Glad to hear that you got it to work! :-) Such an expensive piece of hardware simply must work because the dissapointment level is very high if you find it to be defective, and I'm glad that you sorted out the problem. :-)

Great job on the cleaning. How did you do it?
 

Offline patrikTopic starter

Re: CyberStormPPC refuses to work
« Reply #38 on: January 10, 2004, 01:12:19 AM »
@a bunch:

To clean away the flux I used circuit board cleaner (propanol), lots of these ear-pliers (plastic stick with a bit cotton in both ends) and some wooden tootpicks.

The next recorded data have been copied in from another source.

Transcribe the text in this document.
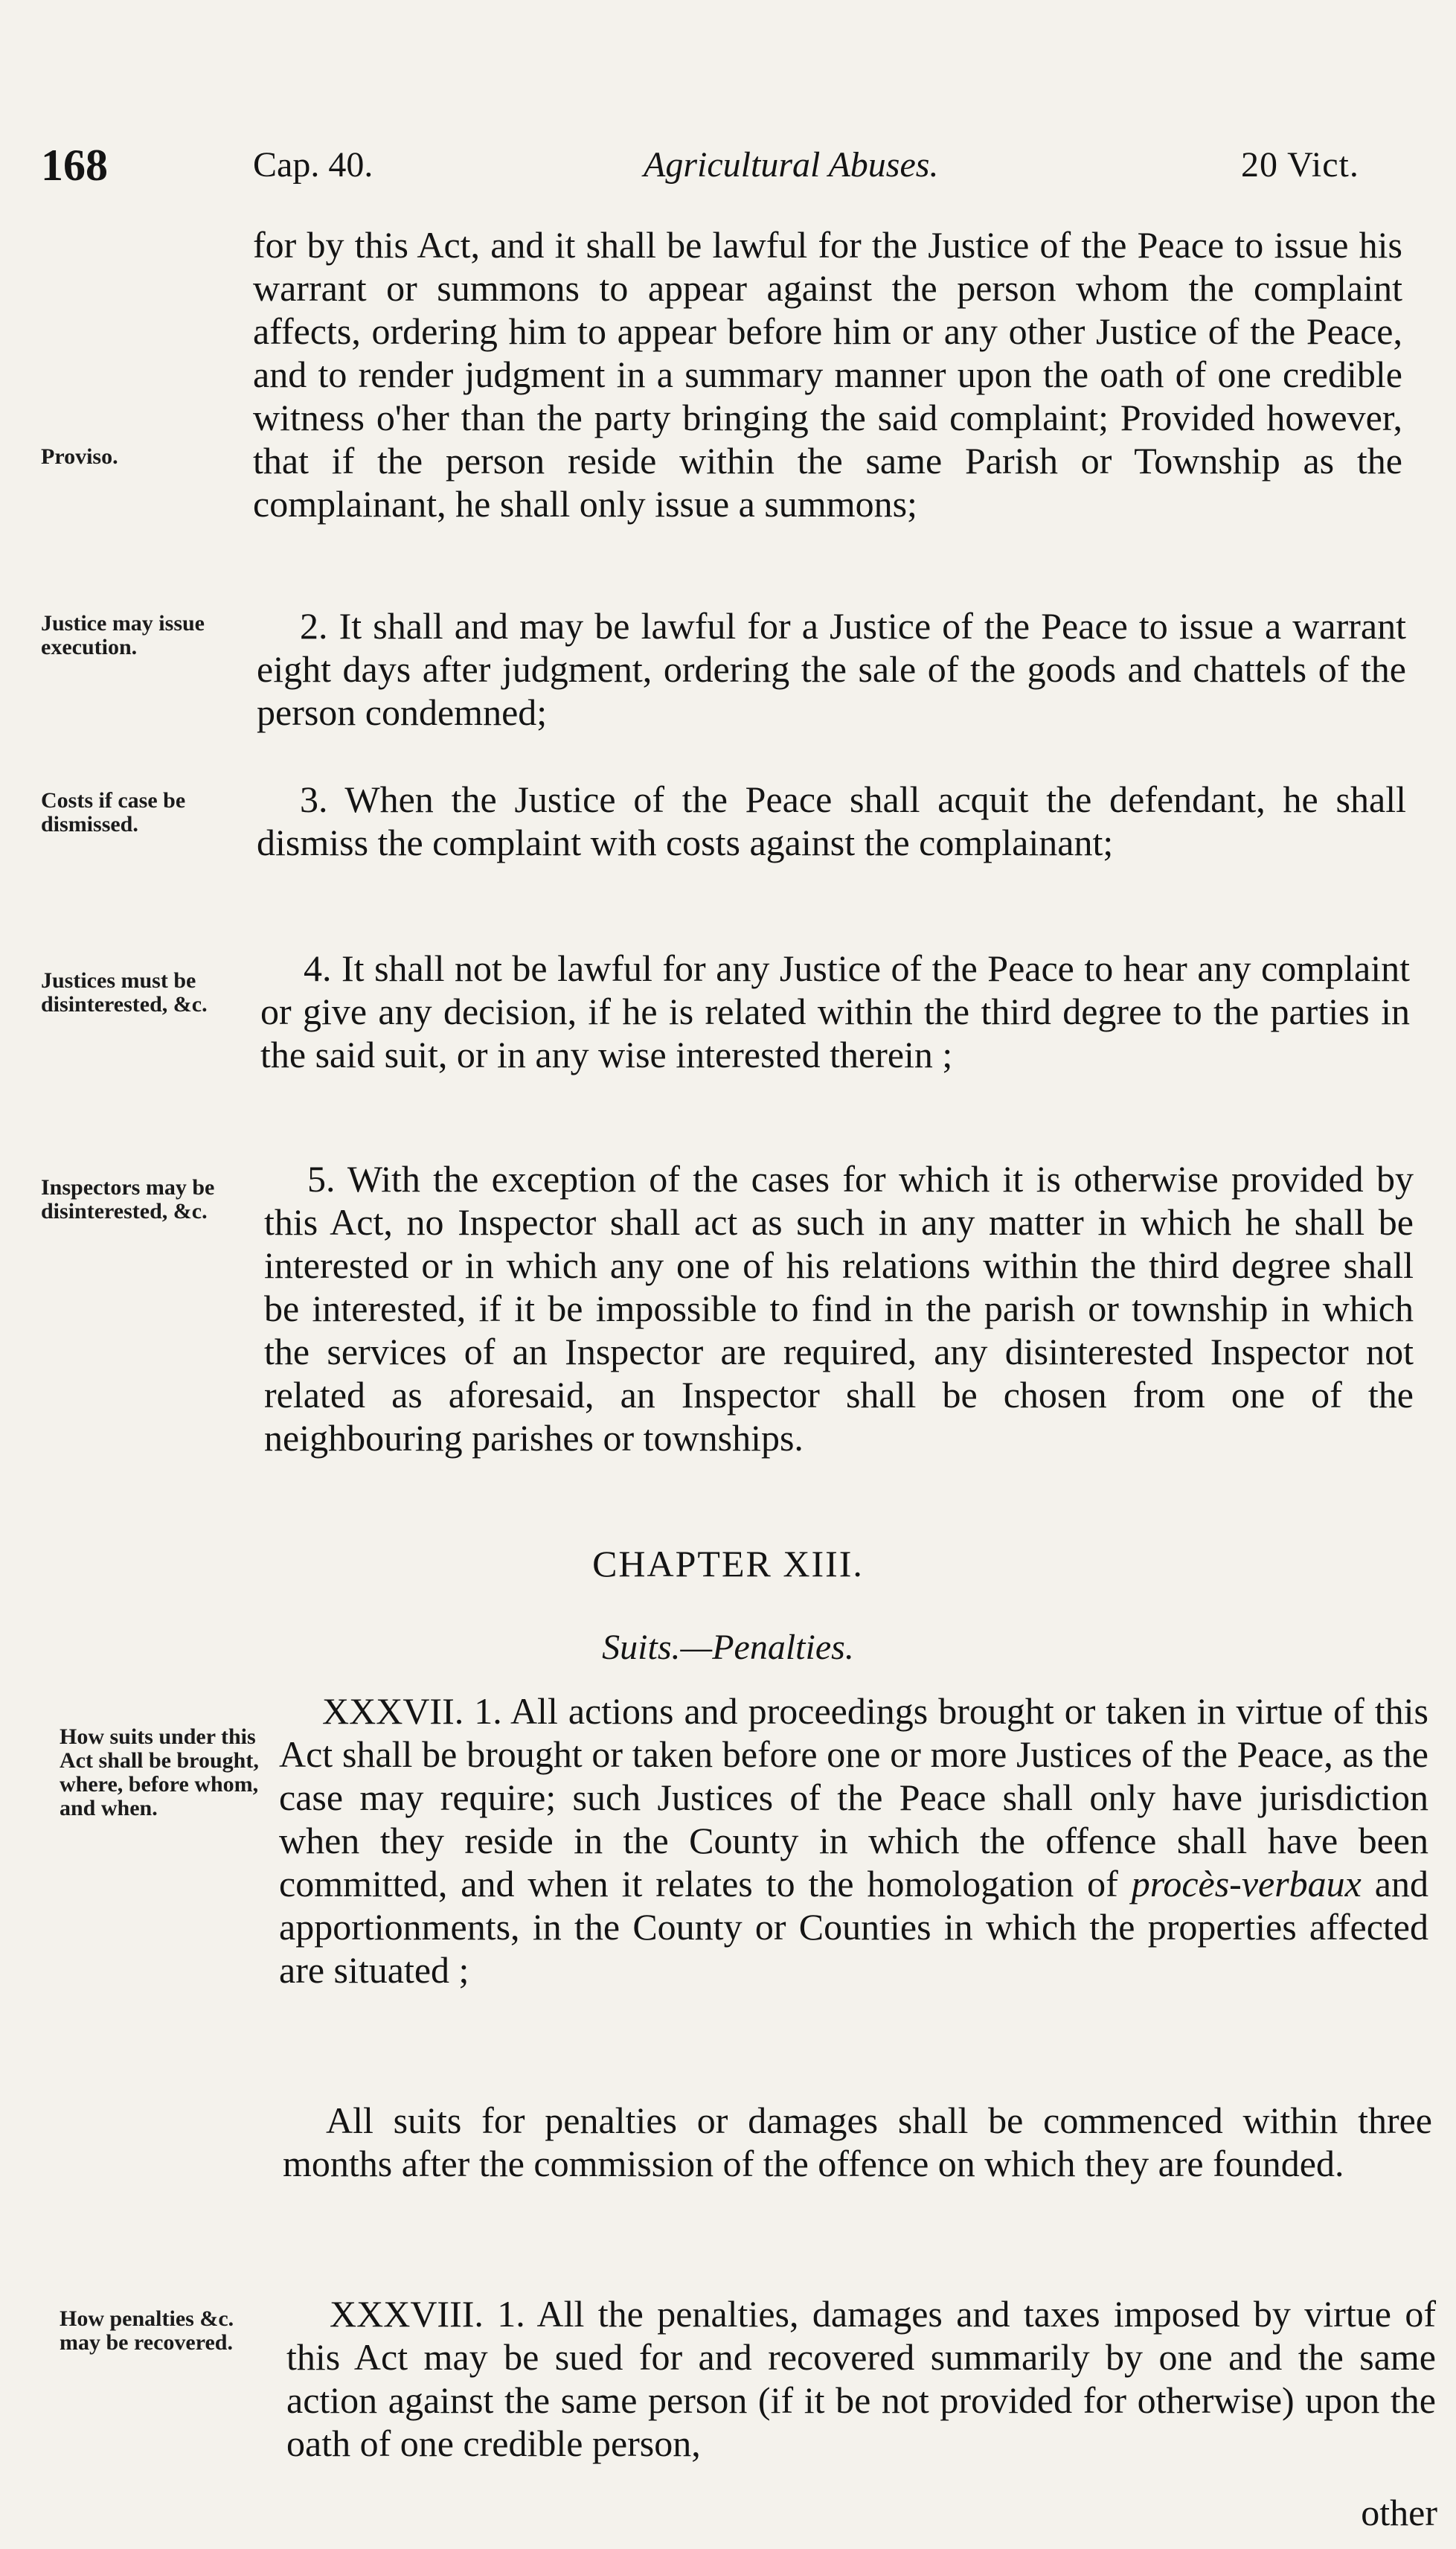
168	Cap. 40.	Agricultural Abuses.	20 Vict.

for by this Act, and it shall be lawful for the Justice of the Peace to issue his warrant or summons to appear against the person whom the complaint affects, ordering him to appear before him or any other Justice of the Peace, and to render judgment in a summary manner upon the oath of one credible witness o'her than the party bringing the said complaint; Provided however, that if the person reside within the same Parish or Township as the complainant, he shall only issue a summons;

Proviso.
Justice may issue execution.

2. It shall and may be lawful for a Justice of the Peace to issue a warrant eight days after judgment, ordering the sale of the goods and chattels of the person condemned;

Costs if case be dismissed.

3. When the Justice of the Peace shall acquit the defendant, he shall dismiss the complaint with costs against the complainant;

Justices must be disinterested, &c.

4. It shall not be lawful for any Justice of the Peace to hear any complaint or give any decision, if he is related within the third degree to the parties in the said suit, or in any wise interested therein ;

Inspectors may be disinterested, &c.

5. With the exception of the cases for which it is otherwise provided by this Act, no Inspector shall act as such in any matter in which he shall be interested or in which any one of his relations within the third degree shall be interested, if it be impossible to find in the parish or township in which the services of an Inspector are required, any disinterested Inspector not related as aforesaid, an Inspector shall be chosen from one of the neighbouring parishes or townships.

CHAPTER XIII.
Suits.—Penalties.
How suits under this Act shall be brought, where, before whom, and when.

XXXVII. 1. All actions and proceedings brought or taken in virtue of this Act shall be brought or taken before one or more Justices of the Peace, as the case may require; such Justices of the Peace shall only have jurisdiction when they reside in the County in which the offence shall have been committed, and when it relates to the homologation of procès-verbaux and apportionments, in the County or Counties in which the properties affected are situated ;

All suits for penalties or damages shall be commenced within three months after the commission of the offence on which they are founded.

How penalties &c. may be recovered.

XXXVIII. 1. All the penalties, damages and taxes imposed by virtue of this Act may be sued for and recovered summarily by one and the same action against the same person (if it be not provided for otherwise) upon the oath of one credible person,

other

I first used a ear-plier to apply circuit board cleaner on the solder flux to make it softer. Then I used the tootpicks to remove the largest amounts of flux. After the tootpicks had done their work I used lots of ear-pliers with the circuit board cleaner to clean away the rest by dabing them on the solders. The board should be held a bit angled (cpuconnecter should be the lowest point) so the circuit board cleaner wont flow out over other parts of the card.

Even if you know this, remember to take electrostatic precautions and to be gentle when doing this.

@zipper:

I will use a magnifier on the cpuslot-connector solders next time I have the card outside the computer. The 68060-socket solders I am afraid I cant inspect as it is a surface mount socket :(.

@Framiga:

If so then the problems I have had with my card most certainly originates from the 68060-socket. It seems to work fine now, but who knows how it will work in a year. Are the solders just bad from the factory or is the socket itself failing?

If it would stop working, is it possible to get DCE to repair it nowadays? And if so, do you know how much they would charge? I am also very curious wether some other electronics company would be able to fix this... I mean, replacing a surface mount 68060-socket should definately not be something only DCE is capable of.

The rest (20%) of the cards at DCE, are their problems just various or does there exist other components on these cards which commonly break?

@AmiGR:

11 layer - phew, thats some layers! Must definately be the expansion-card for the Amiga to use the most sofisticated manufacturing technology.

@x56h34:

Yes definately. When I had tried everything I and lots of other people could think of and it still didnt work I was very very disappointed. But when it began to work, that disappointment turned the other way around :).

I really hope that it will continue to work for some time, if not I'll send you a mail ;).